Below, we implement a comparison function from [[https://doi.org/10.1107/S010876730302186X][doi:10.1107/S010876730302186X]] that allows comparisons with tolerance.
#+BEGIN_SRC python
# Implemented from Acta Crystallographica A60, 1-6 (2003). doi:10.1107/S010876730302186X
import numpy as np
print np.spacing(1)
def feq(x, y, epsilon):
'x == y'
return not((x < (y - epsilon)) or (y < (x - epsilon)))
print feq(1.0, 49.0 * (1.0/49.0), np.spacing(1))
#+END_SRC
#+RESULTS:
: 2.22044604925e-16
: True
For completeness, here are the other float comparison operators from that paper. We also show a few examples.
#+BEGIN_SRC python
import numpy as np
def flt(x, y, epsilon):
'x < y'
return x < (y - epsilon)
def fgt(x, y, epsilon):
'x > y'
return y < (x - epsilon)
def fle(x, y, epsilon):
'x <= y'
return not(y < (x - epsilon))
def fge(x, y, epsilon):
'x >= y'
return not(x < (y - epsilon))
print fge(1.0, 49.0 * (1.0/49.0), np.spacing(1))
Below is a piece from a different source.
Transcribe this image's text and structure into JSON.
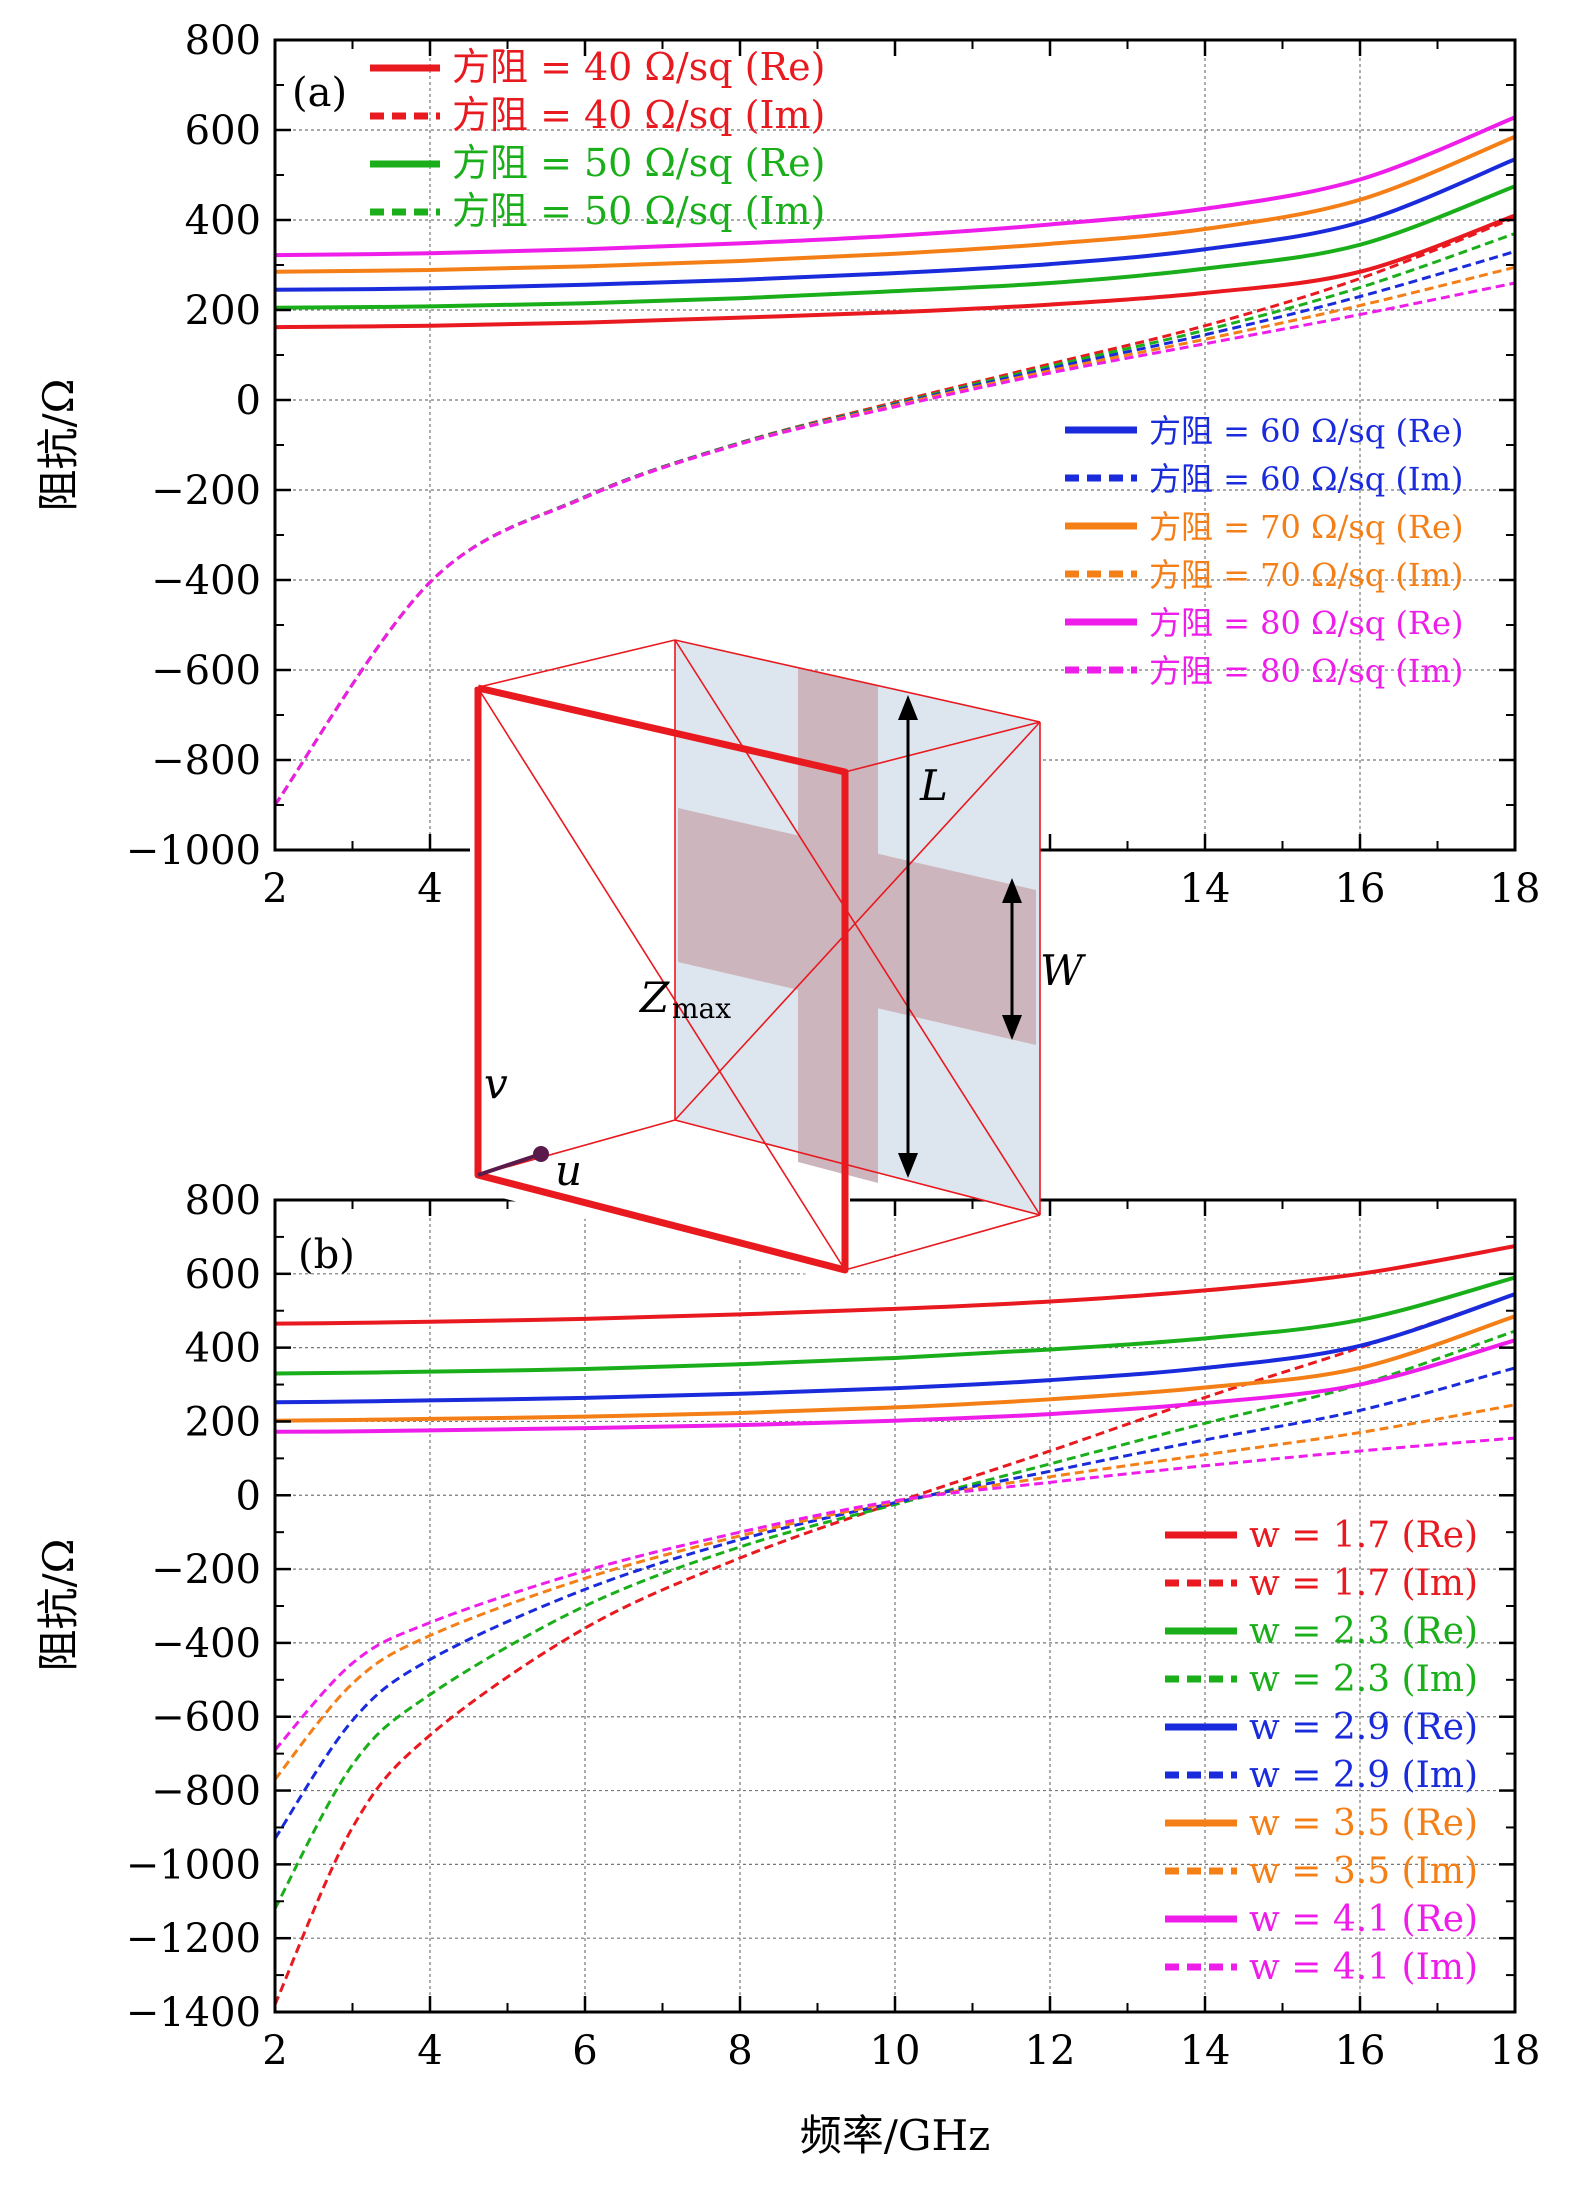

print fle(1.0, 49.0 * (1.0/49.0), np.spacing(1))
print fgt(1.0 + np.spacing(1), 49.0 * (1.0/49.0), np.spacing(1))
print flt(1.0 - 2 * np.spacing(1), 49.0 * (1.0/49.0), np.spacing(1))
#+END_SRC
#+RESULTS:
: True
: True
: True
: True
As you can see, float comparisons can be tricky. You have to give a lot of thought to how to make the comparisons, and the functions shown above are not the only way to do it. You need to build in testing to make sure your comparisons are doing what you want.